太陽電池モジュールへの『影』の影響 1MWあたりのモジュールの故障数は? No.35

8MWの太陽光発電所を所有しているある発電事業者が、「すでに1年以上定期的に点検しているが、今のところ不具合はまったく発生していない」と言い切っていた。
今まで、新エネルギーサポーターで発電所を点検してきた経験で言えば、大小さまざまではあるが、まったく不具合がないなどということはあり得ない。

例えば、雑草が生い茂っていた、樹木が伸びて影が掛かっていた、架台に錆が発生していた、ネジが緩んでいた、配線の取り回しが乱れていた、電圧上昇抑制が発生していた、土砂が流出していた、排水に難があり水たまりができていた、モジュールが汚れていた、モジュールが故障していた、など本当にさまざまな不具合が発生する。

この中で、特に見逃されがちなのが「モジュールの故障」だろう。
目で見るだけでは分からず、専門の点検機器(ソコデスやIVカーブトレーサー、サーモカメラ等)を使用し、専門のスキルがなければ発見できないからだ。

モジュールの故障率について、定量的なデータはまだ持ち合わせていないが、シリコン系モジュールをこれまで点検してきた経験から言えば、「1MW(約4000枚)の発電所で年1回の点検時に数枚の故障モジュールが見つかる」ことが多い。
大まかな傾向としては、やはり安いモジュールほど壊れる枚数が多くなる。

1MW(約4000枚)あたり1年間での故障数は、
優良モジュール=3枚以下
普通のモジュール=4枚~10枚以下
格安モジュール=11枚以上
という感覚だ。(ただし、メーカーによる違い、製造ロットによる違いも甚だしいので、一概には言えない。)

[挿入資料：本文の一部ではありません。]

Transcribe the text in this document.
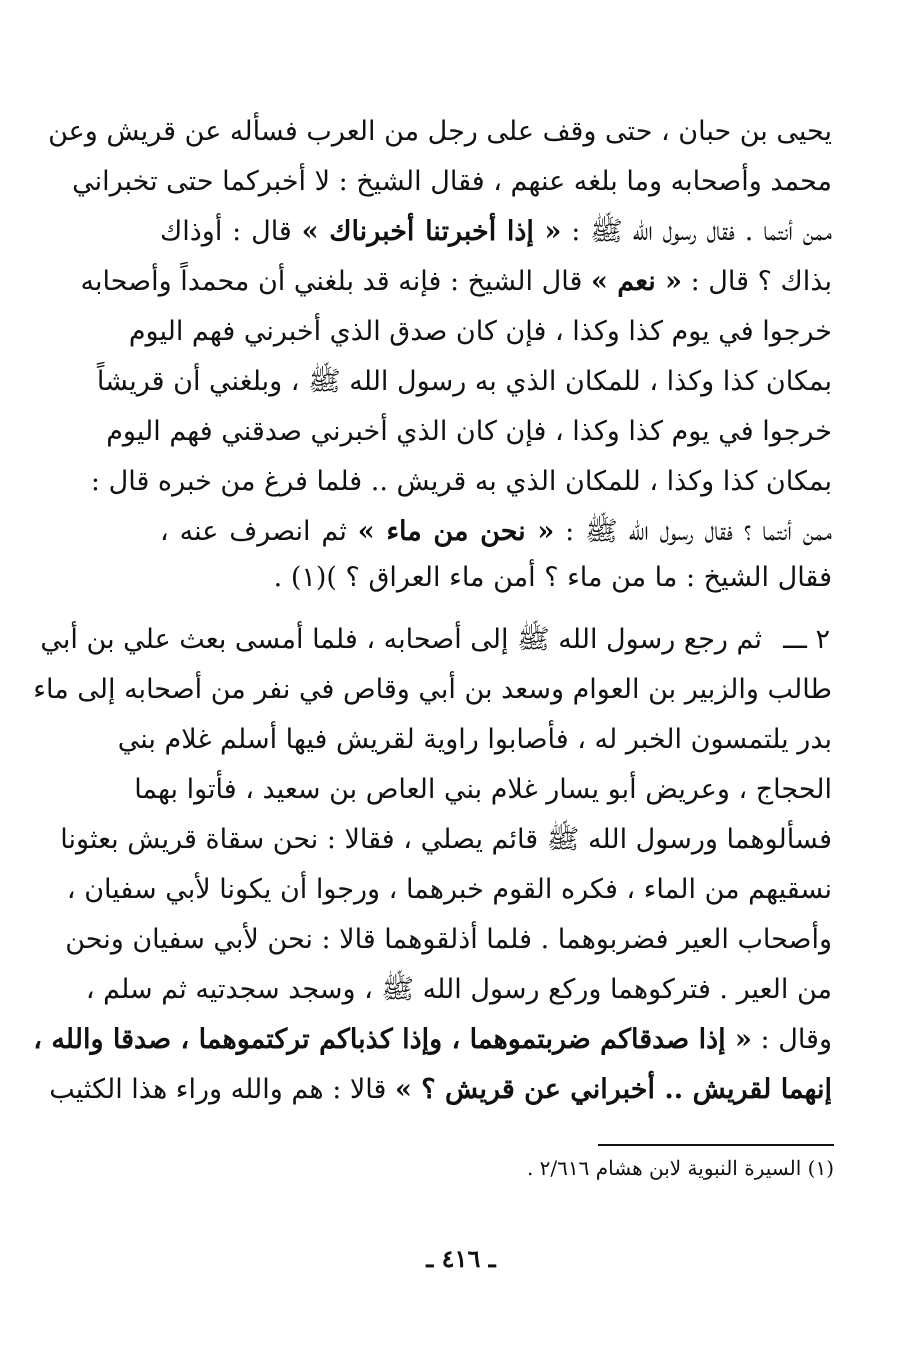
يحيى بن حبان ، حتى وقف على رجل من العرب فسأله عن قريش وعن
محمد وأصحابه وما بلغه عنهم ، فقال الشيخ : لا أخبركما حتى تخبراني
ممن أنتما . فقال رسول الله ﷺ : « إذا أخبرتنا أخبرناك » قال : أوذاك
بذاك ؟ قال : « نعم » قال الشيخ : فإنه قد بلغني أن محمداً وأصحابه
خرجوا في يوم كذا وكذا ، فإن كان صدق الذي أخبرني فهم اليوم
بمكان كذا وكذا ، للمكان الذي به رسول الله ﷺ ، وبلغني أن قريشاً
خرجوا في يوم كذا وكذا ، فإن كان الذي أخبرني صدقني فهم اليوم
بمكان كذا وكذا ، للمكان الذي به قريش .. فلما فرغ من خبره قال :
ممن أنتما ؟ فقال رسول الله ﷺ : « نحن من ماء » ثم انصرف عنه ،
فقال الشيخ : ما من ماء ؟ أمن ماء العراق ؟ )(١) .
٢ ـــ
ثم رجع رسول الله ﷺ إلى أصحابه ، فلما أمسى بعث علي بن أبي
طالب والزبير بن العوام وسعد بن أبي وقاص في نفر من أصحابه إلى ماء
بدر يلتمسون الخبر له ، فأصابوا راوية لقريش فيها أسلم غلام بني
الحجاج ، وعريض أبو يسار غلام بني العاص بن سعيد ، فأتوا بهما
فسألوهما ورسول الله ﷺ قائم يصلي ، فقالا : نحن سقاة قريش بعثونا
نسقيهم من الماء ، فكره القوم خبرهما ، ورجوا أن يكونا لأبي سفيان ،
وأصحاب العير فضربوهما . فلما أذلقوهما قالا : نحن لأبي سفيان ونحن
من العير . فتركوهما وركع رسول الله ﷺ ، وسجد سجدتيه ثم سلم ،
وقال : « إذا صدقاكم ضربتموهما ، وإذا كذباكم تركتموهما ، صدقا والله ،
إنهما لقريش .. أخبراني عن قريش ؟ » قالا : هم والله وراء هذا الكثيب
(١) السيرة النبوية لابن هشام ٢/٦١٦ .
ـ ٤١٦ ـ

冒頭に紹介した8MWの発電所は、約32000枚のモジュールを搭載している。これだけの枚数をしっかり点検したならば、少なくとも数枚の故障モジュールはあって当然だろう。
「点検しているけど不具合は発生していない」という言葉は、「点検しているつもりだが、精度が低く、不具合を見逃している」と言い換えても良いかもしれない。

(新エネルギー新聞 2016年6月掲載記事を一部編集)

  1. 掲載文書は、当協議会の関係者が、それぞれの文責で記述しています。
  2. 掲載文書中では、事例を取り上げて具体の対応に言及していますが、必ずしも原因や事象、対応を掘り下げて網羅的に記述するものではありません。
  3. 掲載文書は、主として低圧発電所を想定して記述しています。記載内容の中には高圧以上の発電所に通用するものもありますが、高圧以上の発電所に当てはめる場合は、法定の安全措置義務等との整合を考慮してください。